I guess I would just say to the OP, if you were or are Mormon I can 110% guarantee you, that's part of the brainwashing that the problem is you, not them. The problems is ALWAYS you, even when they're hooking you up to electrodes and shocking you to cure homosexuality at BYU. Even if you weren't or aren't Mormon, the staff probably was and the program itself was likely heavily influenced by Mormon cult-like thinking and indoctrination.

From your description, it sounds a lot like long term captivity where the victim develops Stockholm Syndrome and their captors convince them everything is not only THEIR fault, but they're actually making huge sacrifices to do all this FOR the victim, to HELP the victim. That no one cares about them except the captor, in this case aided and abetted by parents who's love is conditional on you completing this program they have so lovingly signed you up for and probably paid thousands of dollars for. They thought they were doing it for all the right reasons. It was tough love to save you from yourself. If they still don't accept any responsibility or openly admit it was a very bad decision that has had devastating consequences, that could also easily make it still very hard to believe This was not normal. This was kidnapping. This was severe and prolonged abuse. This was not love.

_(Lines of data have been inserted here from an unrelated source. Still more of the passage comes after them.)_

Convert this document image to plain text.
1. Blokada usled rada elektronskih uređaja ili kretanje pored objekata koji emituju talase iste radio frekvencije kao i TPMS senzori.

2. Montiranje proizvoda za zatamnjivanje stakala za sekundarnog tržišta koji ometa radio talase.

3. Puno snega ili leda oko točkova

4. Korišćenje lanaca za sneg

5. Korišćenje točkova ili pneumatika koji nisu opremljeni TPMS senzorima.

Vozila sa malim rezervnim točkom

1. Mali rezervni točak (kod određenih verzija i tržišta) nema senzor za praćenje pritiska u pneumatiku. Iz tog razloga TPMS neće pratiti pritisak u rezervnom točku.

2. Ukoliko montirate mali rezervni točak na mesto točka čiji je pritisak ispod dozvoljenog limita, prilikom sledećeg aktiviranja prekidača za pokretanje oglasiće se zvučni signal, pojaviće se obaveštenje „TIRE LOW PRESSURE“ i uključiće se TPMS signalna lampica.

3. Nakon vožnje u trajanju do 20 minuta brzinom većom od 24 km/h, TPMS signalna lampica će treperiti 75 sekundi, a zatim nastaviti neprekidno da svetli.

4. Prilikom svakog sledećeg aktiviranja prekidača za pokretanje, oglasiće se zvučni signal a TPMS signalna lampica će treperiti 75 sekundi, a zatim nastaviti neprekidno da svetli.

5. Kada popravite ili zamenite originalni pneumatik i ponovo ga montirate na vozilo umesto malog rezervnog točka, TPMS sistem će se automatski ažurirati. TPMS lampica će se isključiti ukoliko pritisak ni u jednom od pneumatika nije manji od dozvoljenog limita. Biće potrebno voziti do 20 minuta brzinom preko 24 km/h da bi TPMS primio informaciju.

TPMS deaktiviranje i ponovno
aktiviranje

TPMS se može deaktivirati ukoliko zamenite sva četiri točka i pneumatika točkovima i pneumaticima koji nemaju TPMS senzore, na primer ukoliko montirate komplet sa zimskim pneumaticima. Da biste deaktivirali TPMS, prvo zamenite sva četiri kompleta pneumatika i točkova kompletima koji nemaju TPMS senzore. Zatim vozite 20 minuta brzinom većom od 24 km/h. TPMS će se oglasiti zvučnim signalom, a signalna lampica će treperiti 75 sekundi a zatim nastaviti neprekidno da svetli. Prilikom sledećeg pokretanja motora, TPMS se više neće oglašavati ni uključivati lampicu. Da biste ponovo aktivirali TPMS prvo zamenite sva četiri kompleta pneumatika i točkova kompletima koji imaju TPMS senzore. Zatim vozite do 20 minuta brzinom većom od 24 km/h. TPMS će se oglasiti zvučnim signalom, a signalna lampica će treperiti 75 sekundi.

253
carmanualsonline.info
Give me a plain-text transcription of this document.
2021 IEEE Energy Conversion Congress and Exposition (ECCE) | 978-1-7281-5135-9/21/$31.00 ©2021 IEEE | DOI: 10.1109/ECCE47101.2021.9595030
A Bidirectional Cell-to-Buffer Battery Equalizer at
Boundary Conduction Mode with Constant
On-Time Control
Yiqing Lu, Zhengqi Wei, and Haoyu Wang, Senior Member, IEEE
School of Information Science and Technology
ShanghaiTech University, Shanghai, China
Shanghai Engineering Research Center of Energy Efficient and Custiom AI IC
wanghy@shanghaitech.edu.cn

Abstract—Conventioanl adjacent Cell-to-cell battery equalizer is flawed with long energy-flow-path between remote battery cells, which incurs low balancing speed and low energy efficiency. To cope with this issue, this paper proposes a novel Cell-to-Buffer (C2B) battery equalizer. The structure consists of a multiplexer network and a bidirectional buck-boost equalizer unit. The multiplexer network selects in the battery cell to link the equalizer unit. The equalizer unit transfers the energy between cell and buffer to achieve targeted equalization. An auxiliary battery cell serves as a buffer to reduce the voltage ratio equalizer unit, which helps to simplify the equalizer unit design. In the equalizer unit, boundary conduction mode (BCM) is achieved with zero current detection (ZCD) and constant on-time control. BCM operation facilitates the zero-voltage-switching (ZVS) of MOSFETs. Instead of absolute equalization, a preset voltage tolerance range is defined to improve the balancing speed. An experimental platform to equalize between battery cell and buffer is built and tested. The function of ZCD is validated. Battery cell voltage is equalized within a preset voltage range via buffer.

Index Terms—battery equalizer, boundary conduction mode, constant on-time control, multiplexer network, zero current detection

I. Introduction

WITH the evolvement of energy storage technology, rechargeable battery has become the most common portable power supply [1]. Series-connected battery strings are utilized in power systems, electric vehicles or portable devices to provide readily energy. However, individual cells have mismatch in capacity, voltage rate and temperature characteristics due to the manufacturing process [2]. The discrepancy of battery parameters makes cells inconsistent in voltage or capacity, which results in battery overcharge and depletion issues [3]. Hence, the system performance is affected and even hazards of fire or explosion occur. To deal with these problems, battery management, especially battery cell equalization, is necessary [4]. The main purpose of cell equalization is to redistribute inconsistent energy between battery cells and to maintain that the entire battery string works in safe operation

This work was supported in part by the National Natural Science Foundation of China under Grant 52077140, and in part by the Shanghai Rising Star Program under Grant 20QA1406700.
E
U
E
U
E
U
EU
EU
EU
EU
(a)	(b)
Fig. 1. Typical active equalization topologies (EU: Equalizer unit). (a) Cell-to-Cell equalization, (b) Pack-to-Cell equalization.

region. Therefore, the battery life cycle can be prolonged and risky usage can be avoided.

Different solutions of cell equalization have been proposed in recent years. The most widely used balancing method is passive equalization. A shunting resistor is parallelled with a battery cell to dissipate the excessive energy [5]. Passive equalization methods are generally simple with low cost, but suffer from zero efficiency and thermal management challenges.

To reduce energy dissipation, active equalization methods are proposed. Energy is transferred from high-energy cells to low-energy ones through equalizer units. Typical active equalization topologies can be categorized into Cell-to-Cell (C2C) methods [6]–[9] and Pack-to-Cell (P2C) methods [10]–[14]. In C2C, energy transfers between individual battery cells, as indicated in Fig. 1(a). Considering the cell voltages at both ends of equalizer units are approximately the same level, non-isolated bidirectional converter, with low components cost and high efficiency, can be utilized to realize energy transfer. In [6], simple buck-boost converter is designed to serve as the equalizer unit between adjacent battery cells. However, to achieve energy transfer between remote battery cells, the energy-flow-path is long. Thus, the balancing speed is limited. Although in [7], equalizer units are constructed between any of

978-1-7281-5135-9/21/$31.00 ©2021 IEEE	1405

I tend to think trauma should be defined by the person who experienced it and not some arbitrary external list of what is really trauma and what isn't. If two people can go through a horrific experience and one person gets PTSD, but the other person doesn't, then doesn't that point to PTSD also being something inside the sufferer? If that is the case, would there not be individuals who experience PTSD at lower levels of trauma that might not be up to snuff? Who decides what's traumatic and what isn't for any given individual?

I don't believe that's the case with the OP. She was kidnapped, held against her will, and brainwashed. That her parents not only consented, but I assume actually sought out and paid large sums of money for such a program, has nothing to do with what it actually was. Just because you were a minor and they were legally allowed to do it (Are there still programs doing this???) in no way changes what it actually was.

Just a very uninformed opinion of a crazy drive by bipolar who thinks Mormonism is a psychologically damaging cult and ended up down a side road while looking for information to back up a desire to increase one of her 7 meds :)
 
I made a comment to my therapist one time along the lines of, I felt weak for developing PTSD and that my story wasn't severe enough. I successfully managed to make her a bit angry with me. Her response was, "Where did that idea come from? You're not allowed to have a breaking point? If people aren't allowed breaking points then I would be out of a job."
In the end, I promise you deserve to be here, your story is "severe enough", and I promise you weren't the only kid to leave that place with PTSD. There is even a documentary out there about places like this for kids and the trauma it causes.
I've experienced both physical and psychological abuse. The psychological abuse was significantly worse to handle. It was the psychological abuse that caused my ptsd, not the physical abuse I endured earlier in life. I'm not sure why we doubt if our stories are "bad enough", but it seems that enough people do it. Possibly because we don't hear enough about pyschological abuse and the impact it has.